Since it is Fall, and colds and flu are just around the corner, I wanted to remind everyone again how Echinacea works.

There is a lot of misinformation that has led people to believe that taking Echinacea after you get a cold is effective.

But that won't work. Echinacea ramps up your immune system, but gradually over a few days. By the time it has an effect on your immune system, the cold is almost over anyway. This is true even if you megadose Echinacea at the start of a cold.

The best way to take Echinacea is as a preventive, daily with your multivitamins and other supplements. That keeps the levels of the active components of Echinacea in your system at all times, so your immune system is always armed and ready to fight invaders.

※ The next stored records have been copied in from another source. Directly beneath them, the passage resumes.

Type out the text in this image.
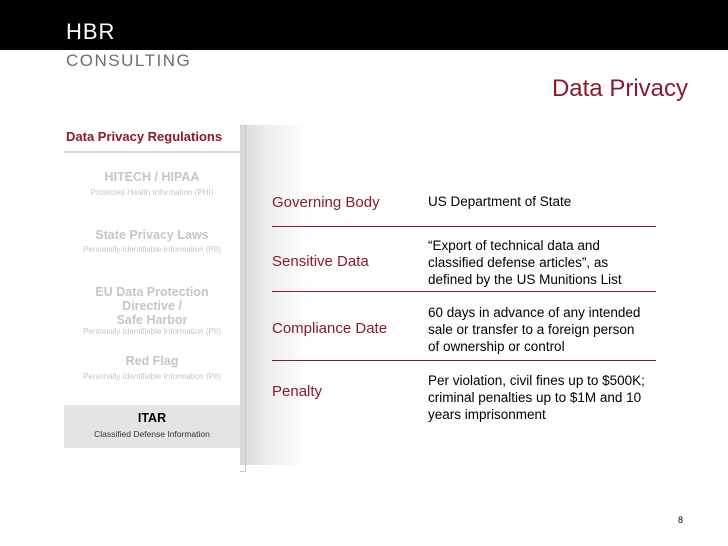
HBR
CONSULTING
Data Privacy
Data Privacy Regulations
HITECH / HIPAA
Protected Health Information (PHI)
State Privacy Laws
Personally Identifiable Information (PII)
EU Data Protection
Directive /
Safe Harbor
Personally Identifiable Information (PII)
Red Flag
Personally Identifiable Information (PII)
ITAR
Classified Defense Information
Governing Body	US Department of State
Sensitive Data
“Export of technical data and
classified defense articles”, as
defined by the US Munitions List
Compliance Date
60 days in advance of any intended
sale or transfer to a foreign person
of ownership or control
Penalty
Per violation, civil fines up to $500K;
criminal penalties up to $1M and 10
years imprisonment
8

The other thing to remember is that not all Echinacea supplements are created equal. The species of Echinacea that has the strongest cold fighting effects on the immune system is Echinacea purpurea, and it is ONLY THE ROOT of Echinacea purpurea that is effective. Many Echinacea supplements contain plant parts (leaves and flowers) with little or no actual ROOT. These are not effective at all. They are essentially fillers.

Something like THIS or THIS would be good choices.

If you favor ORGANIC supplements, try THIS.

Echinacea tea may be effective against colds, but again it must be consumed DAILY and it must contain Echinacea purpurea ROOT.

THIS TEA from Yogi might be a good choice. It also contains GREEN TEA, rich in healthy antioxidants.

Echinacea and goldenseal combined supplements may be more effective than Echinacea alone for fighting colds. However, it is difficult to find these supplements that contain the proper form of Echinacea (i.e., Echinacea purpurea root). Many of these contain extracts of the whole Echinacea plant, much of which is useless filler. (Ironically, many of these use only the ROOT of goldenseal, but the whole Echinacea plant - usually multiple species - and that does not help us.)

You can take your chances with something like THIS COMBINATION EXTRACT.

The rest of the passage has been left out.